In the 1978 novel “The Turner Diaries,” an underground revolutionary group of self-proclaimed patriots known as “the Organization” attacks the U.S. Capitol. A car bombing of FBI headquarters kills hundreds. In “The Day of the Rope,” members of “the Organization” publicly hang members of Congress, journalists and others they deem traitors. The goal, of course: to overthrow a federal government they believe is engaged in a vast elitist conspiracy.

When historian and author Kathleen Belew watched a white mob of Trump supporters attack the U.S. Capitol on Wednesday, leaving five people dead, she immediately thought of the novel, partly because others have thought about it too: the white supremacists who stormed the Capitol and the law enforcement agencies who monitor them. The FBI has called “The Turner Diaries” “the bible of the racist right.”

The novel was written by William Luther Pierce, head of the Neo-Nazi group the National Alliance, under the pseudonym Andrew Macdonald. “[It] imagines a successful coup by white power activists who take over a homeland, the U.S., then the world,” Belew, author of “Bring the War Home: The White Power Movement and Paramilitary America,” wrote Thursday in a Twitter thread explaining the connection.

One of the books most widely read and cited by extreme far-right groups like The Order and the Aryan Republican Army, “The Turner Diaries” has inspired hate crimes and terrorism in the U.S. and beyond for more than 40 years. The Oklahoma City bombing of 1995, which killed 168 people, bore striking similarities to events in the book.

Belew spoke to the Times on Friday about Wednesday’s attack and how it felt to watch one of the most infamous and virulent novels in American history come to life.

Where were you when you heard what was happening at the Capitol?

I was watching it live anticipating that something like this might occur. From the beginning, it was clear that protestors were moving aggressively on the Capitol. We had indications from people who were watching those online chat spaces that they were planning an action. And it was clear that the mainstream reporting and the Capitol police were not responding in the way one would think. Even among experts who study this, and perhaps were not surprised by the events of Wednesday, it’s still an astounding thing to see a mob violently storm the Capitol and gain access to the building. It’s an incredibly upsetting moment.

At what point did “The Turner Diaries” come to mind?

It’s clear to anyone who studies this movement that some of the activists at Wednesday’s action were white power activists.

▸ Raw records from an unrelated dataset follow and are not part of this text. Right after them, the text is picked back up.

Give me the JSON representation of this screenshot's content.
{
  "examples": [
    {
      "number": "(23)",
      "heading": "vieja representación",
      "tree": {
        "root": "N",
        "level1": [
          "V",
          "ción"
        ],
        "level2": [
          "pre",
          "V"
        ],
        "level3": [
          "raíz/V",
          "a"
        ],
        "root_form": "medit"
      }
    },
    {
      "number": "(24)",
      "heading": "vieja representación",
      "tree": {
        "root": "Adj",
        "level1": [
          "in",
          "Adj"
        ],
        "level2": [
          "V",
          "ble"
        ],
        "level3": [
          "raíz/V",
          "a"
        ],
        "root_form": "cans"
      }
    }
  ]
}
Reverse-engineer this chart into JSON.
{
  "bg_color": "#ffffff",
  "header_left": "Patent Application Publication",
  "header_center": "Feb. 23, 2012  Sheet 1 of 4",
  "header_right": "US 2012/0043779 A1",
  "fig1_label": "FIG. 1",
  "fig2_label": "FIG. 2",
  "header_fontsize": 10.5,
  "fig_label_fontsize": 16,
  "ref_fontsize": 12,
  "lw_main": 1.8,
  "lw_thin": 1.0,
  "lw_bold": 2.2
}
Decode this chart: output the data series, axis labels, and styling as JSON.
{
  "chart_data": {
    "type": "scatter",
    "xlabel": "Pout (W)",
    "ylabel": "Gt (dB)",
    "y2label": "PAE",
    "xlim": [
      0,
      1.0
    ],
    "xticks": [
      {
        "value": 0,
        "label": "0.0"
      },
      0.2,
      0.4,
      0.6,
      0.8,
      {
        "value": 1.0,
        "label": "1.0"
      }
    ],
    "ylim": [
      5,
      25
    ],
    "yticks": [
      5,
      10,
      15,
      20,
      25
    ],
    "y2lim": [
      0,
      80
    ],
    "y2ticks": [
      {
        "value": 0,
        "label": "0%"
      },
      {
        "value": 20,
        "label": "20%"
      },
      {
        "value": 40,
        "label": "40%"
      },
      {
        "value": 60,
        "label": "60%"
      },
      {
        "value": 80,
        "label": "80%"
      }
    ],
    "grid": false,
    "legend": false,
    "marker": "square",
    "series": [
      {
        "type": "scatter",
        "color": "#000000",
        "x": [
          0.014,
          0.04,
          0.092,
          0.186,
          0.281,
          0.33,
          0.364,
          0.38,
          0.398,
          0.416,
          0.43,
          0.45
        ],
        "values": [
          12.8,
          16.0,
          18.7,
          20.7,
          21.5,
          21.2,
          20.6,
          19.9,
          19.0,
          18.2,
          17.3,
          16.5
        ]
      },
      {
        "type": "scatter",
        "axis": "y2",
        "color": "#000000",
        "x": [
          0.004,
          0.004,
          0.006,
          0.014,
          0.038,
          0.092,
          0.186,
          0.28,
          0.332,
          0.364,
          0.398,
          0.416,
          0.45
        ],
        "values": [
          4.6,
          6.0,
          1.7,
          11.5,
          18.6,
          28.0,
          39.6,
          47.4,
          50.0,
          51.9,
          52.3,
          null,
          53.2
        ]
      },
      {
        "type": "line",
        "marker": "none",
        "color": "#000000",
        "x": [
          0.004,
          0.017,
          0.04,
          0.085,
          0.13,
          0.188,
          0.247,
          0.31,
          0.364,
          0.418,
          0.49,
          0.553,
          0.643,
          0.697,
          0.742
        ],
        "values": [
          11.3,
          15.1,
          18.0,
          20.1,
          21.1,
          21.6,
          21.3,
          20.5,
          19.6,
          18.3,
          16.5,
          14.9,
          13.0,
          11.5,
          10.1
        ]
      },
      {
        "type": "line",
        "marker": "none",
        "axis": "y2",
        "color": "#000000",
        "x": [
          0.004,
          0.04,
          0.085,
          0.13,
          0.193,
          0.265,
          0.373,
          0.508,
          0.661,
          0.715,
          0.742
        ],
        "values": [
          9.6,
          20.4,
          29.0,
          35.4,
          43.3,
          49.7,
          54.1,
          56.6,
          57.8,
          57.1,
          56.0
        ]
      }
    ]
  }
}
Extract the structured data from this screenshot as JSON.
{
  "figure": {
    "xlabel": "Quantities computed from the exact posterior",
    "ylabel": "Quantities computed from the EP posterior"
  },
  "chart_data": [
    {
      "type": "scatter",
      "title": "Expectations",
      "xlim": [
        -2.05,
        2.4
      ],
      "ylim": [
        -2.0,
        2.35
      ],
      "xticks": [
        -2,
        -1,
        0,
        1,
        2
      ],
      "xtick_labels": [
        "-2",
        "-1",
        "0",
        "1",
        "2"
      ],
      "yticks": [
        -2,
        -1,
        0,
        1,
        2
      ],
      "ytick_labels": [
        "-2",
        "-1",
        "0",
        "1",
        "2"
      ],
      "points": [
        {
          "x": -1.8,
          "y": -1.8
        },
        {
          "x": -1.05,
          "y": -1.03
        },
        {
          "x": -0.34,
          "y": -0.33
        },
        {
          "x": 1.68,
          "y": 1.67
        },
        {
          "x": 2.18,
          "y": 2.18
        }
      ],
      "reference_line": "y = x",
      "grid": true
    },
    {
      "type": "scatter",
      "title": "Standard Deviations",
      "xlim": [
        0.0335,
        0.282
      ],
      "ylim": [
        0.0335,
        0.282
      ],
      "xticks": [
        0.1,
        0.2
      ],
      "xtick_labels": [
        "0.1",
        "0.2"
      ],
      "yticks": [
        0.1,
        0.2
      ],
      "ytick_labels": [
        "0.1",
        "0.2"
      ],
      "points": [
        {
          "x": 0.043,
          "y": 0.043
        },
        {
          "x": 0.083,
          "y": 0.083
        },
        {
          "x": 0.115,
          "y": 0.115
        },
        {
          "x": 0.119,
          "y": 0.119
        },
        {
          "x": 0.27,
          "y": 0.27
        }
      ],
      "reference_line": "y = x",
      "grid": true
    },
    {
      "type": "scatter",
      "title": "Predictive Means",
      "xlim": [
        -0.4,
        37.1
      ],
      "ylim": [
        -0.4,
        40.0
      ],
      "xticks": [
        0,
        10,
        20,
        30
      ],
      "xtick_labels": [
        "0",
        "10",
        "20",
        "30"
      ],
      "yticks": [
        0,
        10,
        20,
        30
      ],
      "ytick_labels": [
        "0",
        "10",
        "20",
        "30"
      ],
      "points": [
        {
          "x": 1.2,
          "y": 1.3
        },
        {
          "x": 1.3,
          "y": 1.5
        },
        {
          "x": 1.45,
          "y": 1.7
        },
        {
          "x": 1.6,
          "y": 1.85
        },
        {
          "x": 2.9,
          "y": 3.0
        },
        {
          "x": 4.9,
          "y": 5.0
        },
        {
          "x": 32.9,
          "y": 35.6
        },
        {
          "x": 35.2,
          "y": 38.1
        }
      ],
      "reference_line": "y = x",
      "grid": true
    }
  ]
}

What we’re looking at on Wednesday is sort of a broad coalition of Trump fans and QAnon believers and more extremist white power groups. But I think that “The Turner Diaries” really becomes a clear point of reference if you look at the photographs of the action. Activists erected a gallows outside the Capitol and hung up symbolic nooses. I saw another photograph of someone who had smashed a television camera and made the cord into a noose. That’s a reference to “The Day of the Rope,” the systematic hanging of lawmakers and other people they consider enemies. The “Diaries” also features very prominently an attack on Congress that is significantly not a mass casualty attack. Although there are lots of mass casualty attacks in “The Turner Diaries,” what happens at Congress is instead meant to be a show of force that a group of activists can impact even a highly secured target. So what we see there is a really clear alignment [with] the way it’s imagined in the movement.